Unsupported Services

For more information on products and services that are supported by VPC Service Controls, refer to the Supported products page.

Attempting to restrict an unsupported service using the gcloud command-line tool or the Access Context Manager API will result in an error.

Cross-project access to data of supported services will be blocked by VPC Service Controls. Additionally, the restricted VIP can be used to block the ability of workloads to call unsupported services.

Known limitations

There are some known limitations with certain Google Cloud services, products, and interfaces when you use VPC Service Controls. For example, VPC Service Controls doesn't support all Google Cloud services. Therefore, don't enable unsupported Google Cloud services in the perimeter. For more information, see the VPC Service Controls supported products list. If you need to use a service that VPC Service Controls doesn't support, enable the service in a project that is outside the perimeter.

We recommend that you review known limitations before you include Google Cloud services in the perimeter. For more information, see the VPC Service Controls service limitations.

Glossary

In this topic, you have learned about several new concepts introduced by VPC Service Controls:

VPC Service Controls
Technology that enables you to define a service perimeter around resources of Google-managed services to control communication to and between those services.
service perimeter
A service perimeter around Google-managed resources. Allows free communication within the perimeter but, by default, blocks all communication across the perimeter.
ingress rule
A rule that allows an API client that is outside the perimeter to access resources within a perimeter. For more information, see Ingress and egress rules.
egress rule
A rule that allows an API client or resource that is inside the perimeter to access Google Cloud resources outside the perimeter.
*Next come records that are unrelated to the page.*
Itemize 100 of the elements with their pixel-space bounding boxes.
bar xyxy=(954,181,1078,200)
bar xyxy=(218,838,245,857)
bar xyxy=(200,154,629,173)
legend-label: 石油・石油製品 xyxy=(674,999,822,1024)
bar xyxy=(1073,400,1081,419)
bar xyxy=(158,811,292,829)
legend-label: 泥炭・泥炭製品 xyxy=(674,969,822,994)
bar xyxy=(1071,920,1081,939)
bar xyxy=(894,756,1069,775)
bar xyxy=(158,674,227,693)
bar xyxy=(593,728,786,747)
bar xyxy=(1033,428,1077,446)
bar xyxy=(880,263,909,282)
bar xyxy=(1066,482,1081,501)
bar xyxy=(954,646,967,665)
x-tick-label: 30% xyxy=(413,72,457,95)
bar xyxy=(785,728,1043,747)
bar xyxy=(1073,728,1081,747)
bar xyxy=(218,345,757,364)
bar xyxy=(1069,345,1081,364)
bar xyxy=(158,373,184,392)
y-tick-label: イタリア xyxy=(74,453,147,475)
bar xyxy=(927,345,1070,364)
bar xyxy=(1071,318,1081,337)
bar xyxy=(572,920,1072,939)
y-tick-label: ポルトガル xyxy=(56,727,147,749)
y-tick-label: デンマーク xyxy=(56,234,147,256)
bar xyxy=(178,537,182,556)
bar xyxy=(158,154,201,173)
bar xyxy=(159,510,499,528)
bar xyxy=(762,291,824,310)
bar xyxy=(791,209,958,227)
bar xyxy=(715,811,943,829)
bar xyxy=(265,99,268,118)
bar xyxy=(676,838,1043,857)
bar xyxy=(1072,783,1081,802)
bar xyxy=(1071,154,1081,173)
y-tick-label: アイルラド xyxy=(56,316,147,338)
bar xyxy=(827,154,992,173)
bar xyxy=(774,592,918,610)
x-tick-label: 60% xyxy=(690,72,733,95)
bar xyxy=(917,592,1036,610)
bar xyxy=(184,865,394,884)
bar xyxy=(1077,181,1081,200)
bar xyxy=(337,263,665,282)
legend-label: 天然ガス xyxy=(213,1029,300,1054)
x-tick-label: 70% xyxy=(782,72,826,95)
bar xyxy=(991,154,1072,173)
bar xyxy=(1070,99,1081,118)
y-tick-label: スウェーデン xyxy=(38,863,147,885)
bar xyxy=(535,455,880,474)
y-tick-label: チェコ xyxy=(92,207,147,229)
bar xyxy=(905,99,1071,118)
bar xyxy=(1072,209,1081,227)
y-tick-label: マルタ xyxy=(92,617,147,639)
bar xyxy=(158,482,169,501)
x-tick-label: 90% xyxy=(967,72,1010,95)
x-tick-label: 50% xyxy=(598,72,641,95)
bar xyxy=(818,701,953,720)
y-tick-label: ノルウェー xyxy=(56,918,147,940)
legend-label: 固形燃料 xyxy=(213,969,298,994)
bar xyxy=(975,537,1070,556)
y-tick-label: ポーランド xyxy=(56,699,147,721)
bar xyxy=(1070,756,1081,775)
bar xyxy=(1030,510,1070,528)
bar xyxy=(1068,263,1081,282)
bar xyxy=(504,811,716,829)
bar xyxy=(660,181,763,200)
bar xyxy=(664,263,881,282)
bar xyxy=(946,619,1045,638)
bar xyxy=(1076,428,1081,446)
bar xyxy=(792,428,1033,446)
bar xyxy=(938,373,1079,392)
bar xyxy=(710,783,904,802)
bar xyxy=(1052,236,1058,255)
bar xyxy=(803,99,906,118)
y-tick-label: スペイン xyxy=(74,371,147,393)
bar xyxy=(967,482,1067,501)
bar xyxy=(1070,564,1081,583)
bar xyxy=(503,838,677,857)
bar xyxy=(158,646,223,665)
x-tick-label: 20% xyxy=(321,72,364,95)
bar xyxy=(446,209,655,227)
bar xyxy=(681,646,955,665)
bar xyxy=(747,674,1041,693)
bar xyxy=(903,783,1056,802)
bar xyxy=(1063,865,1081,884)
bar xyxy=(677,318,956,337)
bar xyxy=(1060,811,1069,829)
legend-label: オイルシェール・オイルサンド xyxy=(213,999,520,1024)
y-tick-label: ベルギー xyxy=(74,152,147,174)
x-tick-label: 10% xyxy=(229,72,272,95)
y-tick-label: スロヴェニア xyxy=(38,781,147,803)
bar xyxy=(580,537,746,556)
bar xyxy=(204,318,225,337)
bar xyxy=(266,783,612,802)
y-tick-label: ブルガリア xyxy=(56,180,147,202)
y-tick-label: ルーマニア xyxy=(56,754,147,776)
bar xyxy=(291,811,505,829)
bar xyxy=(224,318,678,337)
The perimeter does not block access to any third-party API or services on the internet.
service perimeter bridge

A perimeter bridge allows projects in different service perimeters to communicate. Perimeter bridges are bidirectional, allowing projects from each service perimeter equal access within the scope of the bridge.

Access Context Manager

A context-aware request classification service that can map a request to an access level based on specified attributes of the client, such as the source IP address. For more information, see Overview of Access Context Manager.

access level

A classification of requests over the internet based on several attributes, such as source IP range, client device, geolocation, and others. Just like an ingress rule, you can use an access level to configure a service perimeter to grant access from the internet based on the access level associated with a request. You can create an access level using Access Context Manager.

access policy

A Google Cloud resource object that defines service perimeters. You can create access policies that are scoped to specific folders or projects alongside an access policy that can apply to the entire organization. An organization can have only one organization-level access policy.

scoped policy

A scoped policy is an access policy that is scoped to specific folders or projects alongside an access policy that applies to the entire organization. For more information, see Overview of scoped policies.

restricted VIP

The restricted VIP provides a private network route for products and APIs supported by VPC Service Controls in order to make data and resources used by those products inaccessible from the internet. restricted.googleapis.com resolves to 199.36.153.4/30. This IP address range is not announced to the internet.